Alongside that is the power that tax has to be used to mitigate the harm QE has caused. Inequality has increased rampantly as a consequence of QE. The wealthy are very much wealthier. Many are sitting on great piles of cash. QE has massively inflated the value of their savings. So, as Colin and I gave again pointed out, the tax reliefs on savings need to change so that these savings are redirected to funding the Green New Deal, and as I have noted this morning, tax really does have the power to do this.

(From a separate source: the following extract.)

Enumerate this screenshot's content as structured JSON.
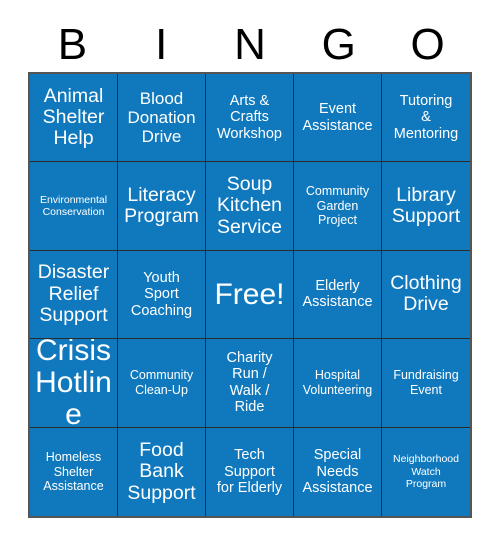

In other words, we can do fiscal stimulus without the sort of QE we have had, and we can correct some of the harm it has caused when doing that fiscal stimulus. All  that worries me is that this type of thinking may not get on the table at Jackson Hole. Central bankers are still far too narrow in their thinking, limited by the fact that in the UK, at least, their remit is still far too narrow. And that is not good for the world. It is time we had joined up economic policy, and independent central banking hooked on conventional QE is not good for that. It is time for change.